The thing that struck me most today though was the first line I read when I opened the book at random. It was a question - to remember the last time I felt so passionate about something, I would do anything to get it, do it, be with it. What I remembered was coming across a description of a year-long course called 'Somatic Spirit' at the Strozzi Institute. The course, which included a river trip in the middle, was an exploration of living in the body, all of our bodies. The description ran something like: the more we seek to live from the body, directly experiencing life, the more we experience ourselves as many bodies, or no body. The more we live in the body, the more we contact spirit, and the more we can be helpful. This was my kind of thing I would do anything to have/go to/learn. Something about holding the space for the physical, biological body, at the same time as spirit, excites me to no end. I want that! I want both. This is obviously an important learning for me, and it made me think about my attraction to art, or the place of art for me.
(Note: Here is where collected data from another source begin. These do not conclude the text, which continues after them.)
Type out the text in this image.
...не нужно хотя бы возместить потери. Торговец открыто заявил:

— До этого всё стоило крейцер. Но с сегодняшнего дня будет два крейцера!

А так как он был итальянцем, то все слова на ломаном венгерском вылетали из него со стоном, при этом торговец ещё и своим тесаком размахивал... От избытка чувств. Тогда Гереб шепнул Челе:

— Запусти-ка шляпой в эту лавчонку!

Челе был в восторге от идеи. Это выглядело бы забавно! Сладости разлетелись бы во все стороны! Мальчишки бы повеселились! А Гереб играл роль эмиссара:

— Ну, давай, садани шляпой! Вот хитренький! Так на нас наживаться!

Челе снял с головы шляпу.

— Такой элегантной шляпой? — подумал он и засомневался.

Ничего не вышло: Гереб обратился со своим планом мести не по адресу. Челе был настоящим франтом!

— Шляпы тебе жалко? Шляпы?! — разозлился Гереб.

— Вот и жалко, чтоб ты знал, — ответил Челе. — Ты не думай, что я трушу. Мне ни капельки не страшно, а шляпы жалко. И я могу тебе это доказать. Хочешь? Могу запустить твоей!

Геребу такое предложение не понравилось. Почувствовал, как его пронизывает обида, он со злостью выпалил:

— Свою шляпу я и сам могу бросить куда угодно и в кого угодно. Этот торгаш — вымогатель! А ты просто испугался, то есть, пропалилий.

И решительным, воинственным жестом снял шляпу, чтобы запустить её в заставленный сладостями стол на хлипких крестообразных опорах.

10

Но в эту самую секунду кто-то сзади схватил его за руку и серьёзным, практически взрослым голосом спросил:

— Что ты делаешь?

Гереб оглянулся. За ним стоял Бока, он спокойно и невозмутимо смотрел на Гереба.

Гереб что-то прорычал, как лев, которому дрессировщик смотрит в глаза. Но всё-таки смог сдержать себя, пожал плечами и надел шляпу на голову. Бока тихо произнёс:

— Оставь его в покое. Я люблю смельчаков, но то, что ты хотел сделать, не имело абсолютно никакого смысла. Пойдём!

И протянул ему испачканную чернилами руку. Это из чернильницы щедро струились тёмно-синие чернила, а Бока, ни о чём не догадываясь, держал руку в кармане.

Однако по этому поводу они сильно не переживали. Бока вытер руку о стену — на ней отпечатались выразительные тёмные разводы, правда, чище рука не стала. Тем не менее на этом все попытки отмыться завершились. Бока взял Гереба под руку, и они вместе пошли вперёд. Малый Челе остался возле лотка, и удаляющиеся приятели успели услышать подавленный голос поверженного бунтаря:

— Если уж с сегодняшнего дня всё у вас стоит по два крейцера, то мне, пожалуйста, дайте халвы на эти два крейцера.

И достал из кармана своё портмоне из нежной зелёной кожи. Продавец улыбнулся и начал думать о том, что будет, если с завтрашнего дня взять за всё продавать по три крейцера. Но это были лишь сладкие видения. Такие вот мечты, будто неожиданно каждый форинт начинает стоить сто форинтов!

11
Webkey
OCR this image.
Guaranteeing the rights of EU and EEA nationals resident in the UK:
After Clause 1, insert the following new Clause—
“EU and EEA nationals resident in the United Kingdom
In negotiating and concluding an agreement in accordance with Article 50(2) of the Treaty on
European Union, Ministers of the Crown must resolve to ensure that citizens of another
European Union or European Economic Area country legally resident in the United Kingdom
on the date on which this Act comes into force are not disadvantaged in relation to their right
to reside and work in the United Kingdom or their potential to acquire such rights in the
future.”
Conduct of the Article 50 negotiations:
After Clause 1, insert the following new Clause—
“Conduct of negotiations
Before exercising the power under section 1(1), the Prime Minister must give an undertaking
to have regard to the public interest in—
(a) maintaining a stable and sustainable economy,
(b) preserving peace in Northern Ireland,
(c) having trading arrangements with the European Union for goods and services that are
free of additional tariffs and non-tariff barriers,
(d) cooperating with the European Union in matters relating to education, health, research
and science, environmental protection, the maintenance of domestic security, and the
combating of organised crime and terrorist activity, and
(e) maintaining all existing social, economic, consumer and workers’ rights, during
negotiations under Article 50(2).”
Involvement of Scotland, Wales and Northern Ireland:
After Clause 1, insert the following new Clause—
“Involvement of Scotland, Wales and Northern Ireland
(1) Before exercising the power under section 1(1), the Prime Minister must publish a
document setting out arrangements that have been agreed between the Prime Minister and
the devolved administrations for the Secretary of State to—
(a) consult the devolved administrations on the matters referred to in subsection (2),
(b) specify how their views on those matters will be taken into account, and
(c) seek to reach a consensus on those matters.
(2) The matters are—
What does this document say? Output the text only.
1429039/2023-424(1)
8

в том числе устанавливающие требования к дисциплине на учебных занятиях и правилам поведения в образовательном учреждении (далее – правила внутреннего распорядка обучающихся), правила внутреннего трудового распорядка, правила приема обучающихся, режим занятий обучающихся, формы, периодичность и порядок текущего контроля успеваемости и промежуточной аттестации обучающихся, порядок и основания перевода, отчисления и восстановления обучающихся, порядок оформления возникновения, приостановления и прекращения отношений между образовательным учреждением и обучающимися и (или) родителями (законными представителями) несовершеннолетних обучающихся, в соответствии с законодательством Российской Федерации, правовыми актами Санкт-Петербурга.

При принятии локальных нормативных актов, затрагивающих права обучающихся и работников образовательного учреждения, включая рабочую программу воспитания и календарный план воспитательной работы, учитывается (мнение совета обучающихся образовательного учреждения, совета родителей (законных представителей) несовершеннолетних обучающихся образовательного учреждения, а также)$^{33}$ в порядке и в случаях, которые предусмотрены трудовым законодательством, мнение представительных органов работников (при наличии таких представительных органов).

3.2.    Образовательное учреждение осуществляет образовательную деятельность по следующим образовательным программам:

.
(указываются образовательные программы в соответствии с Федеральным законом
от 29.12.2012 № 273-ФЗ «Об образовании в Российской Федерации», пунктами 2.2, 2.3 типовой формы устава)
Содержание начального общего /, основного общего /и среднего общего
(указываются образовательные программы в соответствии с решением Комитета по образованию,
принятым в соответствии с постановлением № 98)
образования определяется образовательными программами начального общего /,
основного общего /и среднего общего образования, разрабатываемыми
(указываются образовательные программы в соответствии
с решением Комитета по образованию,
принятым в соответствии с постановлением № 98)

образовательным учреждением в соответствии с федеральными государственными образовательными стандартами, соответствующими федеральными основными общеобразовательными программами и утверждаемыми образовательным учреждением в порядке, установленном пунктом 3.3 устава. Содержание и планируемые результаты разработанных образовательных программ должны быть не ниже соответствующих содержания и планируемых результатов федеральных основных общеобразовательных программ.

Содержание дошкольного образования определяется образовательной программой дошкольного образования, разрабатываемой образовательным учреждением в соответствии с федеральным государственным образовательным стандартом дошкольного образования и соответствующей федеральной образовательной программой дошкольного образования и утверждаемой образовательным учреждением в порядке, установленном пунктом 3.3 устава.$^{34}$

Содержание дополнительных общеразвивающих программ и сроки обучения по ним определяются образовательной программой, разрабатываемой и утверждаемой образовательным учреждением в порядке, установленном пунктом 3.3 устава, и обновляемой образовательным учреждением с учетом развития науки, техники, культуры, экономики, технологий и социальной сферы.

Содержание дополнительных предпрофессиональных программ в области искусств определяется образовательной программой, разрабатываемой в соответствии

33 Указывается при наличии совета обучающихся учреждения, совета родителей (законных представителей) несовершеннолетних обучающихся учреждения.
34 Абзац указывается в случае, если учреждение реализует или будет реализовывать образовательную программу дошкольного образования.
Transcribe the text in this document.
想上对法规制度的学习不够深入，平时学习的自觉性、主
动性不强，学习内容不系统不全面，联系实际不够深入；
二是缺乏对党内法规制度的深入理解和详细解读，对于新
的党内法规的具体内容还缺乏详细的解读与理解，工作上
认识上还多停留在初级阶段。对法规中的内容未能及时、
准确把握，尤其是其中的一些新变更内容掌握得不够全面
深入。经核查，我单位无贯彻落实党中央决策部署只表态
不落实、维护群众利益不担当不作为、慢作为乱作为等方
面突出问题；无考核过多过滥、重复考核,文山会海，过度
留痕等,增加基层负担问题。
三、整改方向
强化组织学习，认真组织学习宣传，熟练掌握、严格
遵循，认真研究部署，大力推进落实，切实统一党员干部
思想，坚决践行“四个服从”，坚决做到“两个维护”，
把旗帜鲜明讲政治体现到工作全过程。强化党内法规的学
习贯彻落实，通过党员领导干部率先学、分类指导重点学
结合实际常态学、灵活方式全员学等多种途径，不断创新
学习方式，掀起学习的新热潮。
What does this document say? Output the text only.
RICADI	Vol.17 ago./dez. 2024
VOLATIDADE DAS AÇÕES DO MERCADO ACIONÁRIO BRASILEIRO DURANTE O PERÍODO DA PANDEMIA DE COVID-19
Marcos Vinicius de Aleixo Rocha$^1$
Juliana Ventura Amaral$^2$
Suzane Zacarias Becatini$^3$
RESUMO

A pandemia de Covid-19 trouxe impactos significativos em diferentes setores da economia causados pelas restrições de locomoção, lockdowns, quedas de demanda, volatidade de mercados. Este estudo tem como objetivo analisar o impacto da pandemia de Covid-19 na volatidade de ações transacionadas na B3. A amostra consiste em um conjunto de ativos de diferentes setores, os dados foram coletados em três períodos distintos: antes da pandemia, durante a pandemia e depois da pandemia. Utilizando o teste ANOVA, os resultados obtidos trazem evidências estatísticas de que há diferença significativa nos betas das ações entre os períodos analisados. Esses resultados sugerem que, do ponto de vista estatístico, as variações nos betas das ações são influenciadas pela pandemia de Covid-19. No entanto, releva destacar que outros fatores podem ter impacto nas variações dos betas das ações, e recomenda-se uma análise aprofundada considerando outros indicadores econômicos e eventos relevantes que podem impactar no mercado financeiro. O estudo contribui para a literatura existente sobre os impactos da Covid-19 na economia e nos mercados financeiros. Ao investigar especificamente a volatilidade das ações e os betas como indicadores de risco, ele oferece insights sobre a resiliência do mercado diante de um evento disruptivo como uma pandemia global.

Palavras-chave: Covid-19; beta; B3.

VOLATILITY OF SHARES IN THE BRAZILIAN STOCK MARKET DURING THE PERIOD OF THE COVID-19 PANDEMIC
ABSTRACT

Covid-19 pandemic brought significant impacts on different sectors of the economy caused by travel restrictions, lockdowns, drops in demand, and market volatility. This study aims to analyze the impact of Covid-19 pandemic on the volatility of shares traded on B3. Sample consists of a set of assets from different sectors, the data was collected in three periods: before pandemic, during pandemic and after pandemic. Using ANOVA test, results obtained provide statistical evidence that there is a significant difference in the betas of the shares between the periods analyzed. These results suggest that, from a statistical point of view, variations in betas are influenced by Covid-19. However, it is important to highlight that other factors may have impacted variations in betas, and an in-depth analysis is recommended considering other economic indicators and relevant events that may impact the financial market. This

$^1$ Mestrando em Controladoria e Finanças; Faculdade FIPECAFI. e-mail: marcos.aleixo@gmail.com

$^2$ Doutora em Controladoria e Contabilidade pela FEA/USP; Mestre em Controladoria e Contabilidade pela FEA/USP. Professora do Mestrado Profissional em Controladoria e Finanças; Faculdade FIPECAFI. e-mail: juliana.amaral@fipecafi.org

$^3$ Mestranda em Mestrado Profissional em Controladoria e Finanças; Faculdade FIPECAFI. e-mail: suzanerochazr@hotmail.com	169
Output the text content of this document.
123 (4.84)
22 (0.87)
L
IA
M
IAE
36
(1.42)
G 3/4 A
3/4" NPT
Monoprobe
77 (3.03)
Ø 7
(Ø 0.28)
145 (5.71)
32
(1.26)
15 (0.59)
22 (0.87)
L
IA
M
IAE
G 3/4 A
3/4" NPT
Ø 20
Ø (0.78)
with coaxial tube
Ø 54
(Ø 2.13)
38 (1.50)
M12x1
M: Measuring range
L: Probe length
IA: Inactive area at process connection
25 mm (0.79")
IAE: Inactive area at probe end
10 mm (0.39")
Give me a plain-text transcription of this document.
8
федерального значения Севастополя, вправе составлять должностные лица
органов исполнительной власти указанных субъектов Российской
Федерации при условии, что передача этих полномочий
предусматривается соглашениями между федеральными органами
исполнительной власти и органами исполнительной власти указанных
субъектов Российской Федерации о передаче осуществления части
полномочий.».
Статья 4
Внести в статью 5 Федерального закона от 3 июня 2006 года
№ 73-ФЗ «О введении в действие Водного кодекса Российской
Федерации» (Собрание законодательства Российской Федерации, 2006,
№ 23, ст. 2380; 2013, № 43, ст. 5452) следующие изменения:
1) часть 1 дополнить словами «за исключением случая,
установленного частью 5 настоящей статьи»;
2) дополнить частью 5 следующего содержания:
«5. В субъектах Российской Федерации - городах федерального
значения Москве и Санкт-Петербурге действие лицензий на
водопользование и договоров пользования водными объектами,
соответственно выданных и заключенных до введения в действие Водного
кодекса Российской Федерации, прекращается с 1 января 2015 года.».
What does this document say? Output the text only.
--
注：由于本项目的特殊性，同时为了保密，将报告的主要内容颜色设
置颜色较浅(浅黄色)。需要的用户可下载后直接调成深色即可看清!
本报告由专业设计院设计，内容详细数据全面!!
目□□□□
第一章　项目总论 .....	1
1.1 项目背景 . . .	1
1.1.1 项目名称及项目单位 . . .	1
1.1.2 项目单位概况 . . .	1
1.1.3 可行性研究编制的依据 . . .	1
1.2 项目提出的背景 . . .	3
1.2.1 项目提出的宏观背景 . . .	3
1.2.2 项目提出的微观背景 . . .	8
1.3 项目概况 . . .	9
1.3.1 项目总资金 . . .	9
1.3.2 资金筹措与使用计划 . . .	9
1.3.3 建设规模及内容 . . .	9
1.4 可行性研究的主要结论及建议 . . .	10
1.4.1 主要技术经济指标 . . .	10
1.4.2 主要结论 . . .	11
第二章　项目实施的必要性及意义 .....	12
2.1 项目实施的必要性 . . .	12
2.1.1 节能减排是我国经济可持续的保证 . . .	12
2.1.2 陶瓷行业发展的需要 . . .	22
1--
I haven't particularly identified as an "artistic type" up until now, so I've been wondering what I might do with this new interest. What does it mean - why am I interested? Why are other people interested? I thought today that what I am primarily interested in is not paint, words, or anything else, though I love them, but wanting to know more about, be more directly in the experience of, the deepest self. Wanting to know more about the nature of life. And why? So I can love. So that I know that those I love, and all others, will be loved; that we are held in this universe with care, and ultimate meaning. And sometimes art brings me to this bigger sense of self, and connection. The sensuality, expression, joyfulness, and community of art-making are also important reasons for me, especially joy. A part of me is finding it difficult to expand my identity to include "artist", but a part of me is just skipping off to join this fun.
And that's what I've done so far with the book.